Is EEStor’s ultracapacitor-based storage device for real? Will it meet its ambitious — some would say unrealistic — claims? And even if it does, can we realistically expect the product to just instantly change the market? After all, developing a game-changing technology is one thing, but the process of changing the game takes a lot of time and money. Given that we haven’t heard a lot about EEStor, other than the few articles that have appeared over the past two years (including my own), and other than the speculation that continues to be rampant on the Net, I think it’s fair at this point to expect a status report from the company. I know Dick Weir, EEStor’s CEO and co-founder, never wanted the publicity — but the cat has been out of the bag for long enough now. Time to fess up.

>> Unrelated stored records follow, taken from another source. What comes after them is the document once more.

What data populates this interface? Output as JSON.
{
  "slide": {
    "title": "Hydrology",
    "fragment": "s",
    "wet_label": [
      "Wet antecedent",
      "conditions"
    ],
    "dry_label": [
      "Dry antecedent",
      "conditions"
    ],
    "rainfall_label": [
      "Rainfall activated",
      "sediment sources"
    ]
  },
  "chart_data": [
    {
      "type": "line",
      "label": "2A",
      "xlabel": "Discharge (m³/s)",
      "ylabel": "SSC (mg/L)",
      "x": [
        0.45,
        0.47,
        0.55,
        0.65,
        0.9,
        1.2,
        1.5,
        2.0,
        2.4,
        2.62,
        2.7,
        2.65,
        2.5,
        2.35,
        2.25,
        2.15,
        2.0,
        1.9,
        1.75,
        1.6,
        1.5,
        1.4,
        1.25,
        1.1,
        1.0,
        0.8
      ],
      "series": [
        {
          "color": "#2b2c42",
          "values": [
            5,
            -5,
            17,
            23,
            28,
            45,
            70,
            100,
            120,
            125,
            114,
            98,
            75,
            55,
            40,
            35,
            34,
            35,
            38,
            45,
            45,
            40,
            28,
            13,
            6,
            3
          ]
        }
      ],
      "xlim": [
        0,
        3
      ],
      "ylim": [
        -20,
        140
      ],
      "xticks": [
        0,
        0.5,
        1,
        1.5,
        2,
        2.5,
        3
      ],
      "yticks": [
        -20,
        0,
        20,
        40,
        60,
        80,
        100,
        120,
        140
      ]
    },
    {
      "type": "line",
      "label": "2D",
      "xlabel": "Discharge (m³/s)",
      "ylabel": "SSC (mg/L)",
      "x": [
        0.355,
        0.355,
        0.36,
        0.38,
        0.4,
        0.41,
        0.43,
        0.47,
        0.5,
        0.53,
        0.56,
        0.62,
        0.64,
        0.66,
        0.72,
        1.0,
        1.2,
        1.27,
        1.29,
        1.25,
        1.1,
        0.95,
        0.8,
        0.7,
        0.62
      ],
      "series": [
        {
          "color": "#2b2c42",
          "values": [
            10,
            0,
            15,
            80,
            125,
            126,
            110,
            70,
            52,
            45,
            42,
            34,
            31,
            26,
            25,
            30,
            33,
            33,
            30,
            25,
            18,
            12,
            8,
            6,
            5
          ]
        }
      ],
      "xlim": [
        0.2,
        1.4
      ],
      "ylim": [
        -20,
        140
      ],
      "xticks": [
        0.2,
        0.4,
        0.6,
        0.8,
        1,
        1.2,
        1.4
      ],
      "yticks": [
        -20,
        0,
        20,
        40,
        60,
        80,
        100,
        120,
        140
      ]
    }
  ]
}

Personally, I’ve been hopeful over the past two years that EEStor is indeed for real. But I’m beginning to have my doubts now. I just confirmed that Morton Topfer, former vice-chairman of Dell and director with AMD, left EEStor’s board about five months ago. Not sure why… but it begs the question. Also, a well-placed person within the Kleiner Perkins circle told me recently that he’s not convinced EEStor’s energy storage system will work as claimed.
The problem with silence is that it leaves people like myself speculating. Why do we speculate? I don’t know about you but I can’t help it. I want EEStor to work, and I crave more information. But still we have no Web site. No comments from Kleiners or the CEO. Nothing.